Remembering Ron Asheton
One of the great honors of my musical life was to release a CD and vinyl album by the great Ron Asheton on my own independent Birdcage Records. How I got access to the "Thin, Slim & None/Flunkie" tracks is a story all to it's own. Apparently the album had been released through a German label called Flippaut and they needed a US label with a distributor... I filled that bill. Right place, right time.
And I loved The Stooges.
Before the release of the album on Birdcage, a dinner was set up for Ron & I to get to know each other. He knew a bit of my work with Dread Zeppelin and, of course, I knew all about his whole career and was an unabashed fan. The conversation was a bit hesitant at first, I didn't want to dive right in with "Gee, how did you come up with the riff of 'Now I Wanna Be Your Dog?' or did Iggy ever scare you?" Or anything like that. Instead, and I don't know how it even came up, we started talking about The Three Stooges.
Ron lit up... this was obviously a good subject for the both of us. He leaned over to me and said in a reverential voice, "Did you know that I met Larry Fine?"

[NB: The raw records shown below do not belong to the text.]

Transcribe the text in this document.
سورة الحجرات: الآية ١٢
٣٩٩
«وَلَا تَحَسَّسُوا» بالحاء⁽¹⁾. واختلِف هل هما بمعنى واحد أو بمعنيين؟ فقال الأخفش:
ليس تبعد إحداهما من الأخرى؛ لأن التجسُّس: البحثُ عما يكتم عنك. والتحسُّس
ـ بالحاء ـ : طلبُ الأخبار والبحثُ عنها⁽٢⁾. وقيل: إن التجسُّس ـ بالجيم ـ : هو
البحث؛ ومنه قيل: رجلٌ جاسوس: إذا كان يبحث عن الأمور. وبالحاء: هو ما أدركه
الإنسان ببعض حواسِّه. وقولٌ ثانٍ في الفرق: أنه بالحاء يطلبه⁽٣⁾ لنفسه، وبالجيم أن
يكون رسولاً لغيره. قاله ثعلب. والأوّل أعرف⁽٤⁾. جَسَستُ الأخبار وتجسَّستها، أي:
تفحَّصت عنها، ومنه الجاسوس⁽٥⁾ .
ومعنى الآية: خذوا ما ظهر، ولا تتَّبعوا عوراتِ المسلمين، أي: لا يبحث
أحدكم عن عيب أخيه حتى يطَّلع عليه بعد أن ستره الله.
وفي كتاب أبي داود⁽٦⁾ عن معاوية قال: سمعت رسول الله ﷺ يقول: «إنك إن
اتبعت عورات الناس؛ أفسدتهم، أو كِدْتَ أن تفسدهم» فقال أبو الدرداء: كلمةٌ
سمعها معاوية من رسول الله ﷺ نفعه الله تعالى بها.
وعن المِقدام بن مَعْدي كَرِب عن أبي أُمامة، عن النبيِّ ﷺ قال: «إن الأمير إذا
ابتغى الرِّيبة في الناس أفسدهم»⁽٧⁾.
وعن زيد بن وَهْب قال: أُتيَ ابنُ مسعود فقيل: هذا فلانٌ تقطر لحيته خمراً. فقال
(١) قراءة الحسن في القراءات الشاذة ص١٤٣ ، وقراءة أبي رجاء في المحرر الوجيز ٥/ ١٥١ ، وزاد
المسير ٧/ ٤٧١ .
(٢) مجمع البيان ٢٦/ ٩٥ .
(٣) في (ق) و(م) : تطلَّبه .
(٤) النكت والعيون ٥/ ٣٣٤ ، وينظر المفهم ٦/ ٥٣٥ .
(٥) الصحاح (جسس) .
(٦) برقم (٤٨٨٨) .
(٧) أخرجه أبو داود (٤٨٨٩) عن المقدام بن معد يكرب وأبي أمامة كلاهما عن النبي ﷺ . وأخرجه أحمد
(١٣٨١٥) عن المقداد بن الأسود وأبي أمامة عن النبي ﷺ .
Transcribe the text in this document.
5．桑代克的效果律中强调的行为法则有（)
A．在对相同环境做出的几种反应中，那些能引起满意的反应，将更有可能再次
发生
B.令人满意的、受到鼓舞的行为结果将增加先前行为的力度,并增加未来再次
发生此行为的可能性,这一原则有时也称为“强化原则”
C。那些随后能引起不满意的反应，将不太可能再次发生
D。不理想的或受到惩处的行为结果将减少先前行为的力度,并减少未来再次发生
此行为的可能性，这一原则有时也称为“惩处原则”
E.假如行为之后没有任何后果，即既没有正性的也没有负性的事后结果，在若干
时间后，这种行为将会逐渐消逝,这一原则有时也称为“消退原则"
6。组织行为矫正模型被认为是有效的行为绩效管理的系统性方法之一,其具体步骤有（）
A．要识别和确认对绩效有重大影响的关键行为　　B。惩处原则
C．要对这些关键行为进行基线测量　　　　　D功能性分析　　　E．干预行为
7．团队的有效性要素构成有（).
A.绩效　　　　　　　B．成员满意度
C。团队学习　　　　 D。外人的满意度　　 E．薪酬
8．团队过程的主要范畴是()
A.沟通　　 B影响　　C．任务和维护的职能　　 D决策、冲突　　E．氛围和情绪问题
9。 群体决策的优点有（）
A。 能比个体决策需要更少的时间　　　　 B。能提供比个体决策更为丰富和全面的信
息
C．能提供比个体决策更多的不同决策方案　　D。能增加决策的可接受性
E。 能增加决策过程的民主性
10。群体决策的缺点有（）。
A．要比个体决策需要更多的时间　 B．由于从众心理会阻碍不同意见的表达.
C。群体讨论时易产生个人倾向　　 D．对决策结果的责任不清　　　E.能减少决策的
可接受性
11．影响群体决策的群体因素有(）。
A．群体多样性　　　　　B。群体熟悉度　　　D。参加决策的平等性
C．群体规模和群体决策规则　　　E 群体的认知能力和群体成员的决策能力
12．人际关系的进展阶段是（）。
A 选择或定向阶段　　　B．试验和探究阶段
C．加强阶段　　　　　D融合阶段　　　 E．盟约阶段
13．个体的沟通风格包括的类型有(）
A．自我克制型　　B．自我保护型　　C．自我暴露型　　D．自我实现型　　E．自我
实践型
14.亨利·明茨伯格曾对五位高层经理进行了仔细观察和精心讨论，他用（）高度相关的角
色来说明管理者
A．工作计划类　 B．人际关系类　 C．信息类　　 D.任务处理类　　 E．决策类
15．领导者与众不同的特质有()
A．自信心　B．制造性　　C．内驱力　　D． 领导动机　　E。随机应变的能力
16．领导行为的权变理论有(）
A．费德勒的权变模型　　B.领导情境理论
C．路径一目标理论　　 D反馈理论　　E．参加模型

Turns out when the Stooges were doing their "Raw Power" shows at the Whisky in the mid-seventies, Ron was dating a woman who's mother was a cousin (?) of Larry's. Ron found out that the mother, a raging alcoholic, was visiting Larry in the motion picture retirement home where Larry had gone to live after suffering a series of debilitating strokes. Ron begged her to take him to visit Larry... at first she resisted, but finally gave in.
Ron said that when he first went to the home... he gushed to Larry about how much he loved The Three Stooges and that he was playing in a band named after them, blah blah etc.
Larry listened to Ron's spiel and sat quietly. Ron wasn't really sure if the strokes had damaged him so badly that he wasn't able to respond, or even hear him.
Finally, Larry turned to him and said, "That's real good, Kid. Next time you visit can you bring some good scotch and cigars?"
So Ron began bootlegging liquor and smokes into the hospital for Larry.
The nurses remarked that since the strange young man had been visiting, Larry seems like a new man. He was telling old show biz stories again and even giving the nurses little pats on the fanny. Feelin' good!
A few weeks later, Ron got a call, late night, maybe about three in the morning. A drunken female voice on the other end shrieked into the phone:
"YOU KILLED LARRY!!!"
And then hung up. Larry had, indeed, died... presumably with a smile on his face.
Despite the morbidity, Ron & I laughed for at least a solid five minutes. I said, "Wow... if you EVER write your autobiography, you have the title: 'I Killed Larry'".
Ron Asheton was a lovely, lovely man and, for what it's worth, a giant influence. I hope that he forgives me for sharing this story, but he had so much fun telling it to me and I laughed SO hard... it's what I thought of when I heard the sad news today.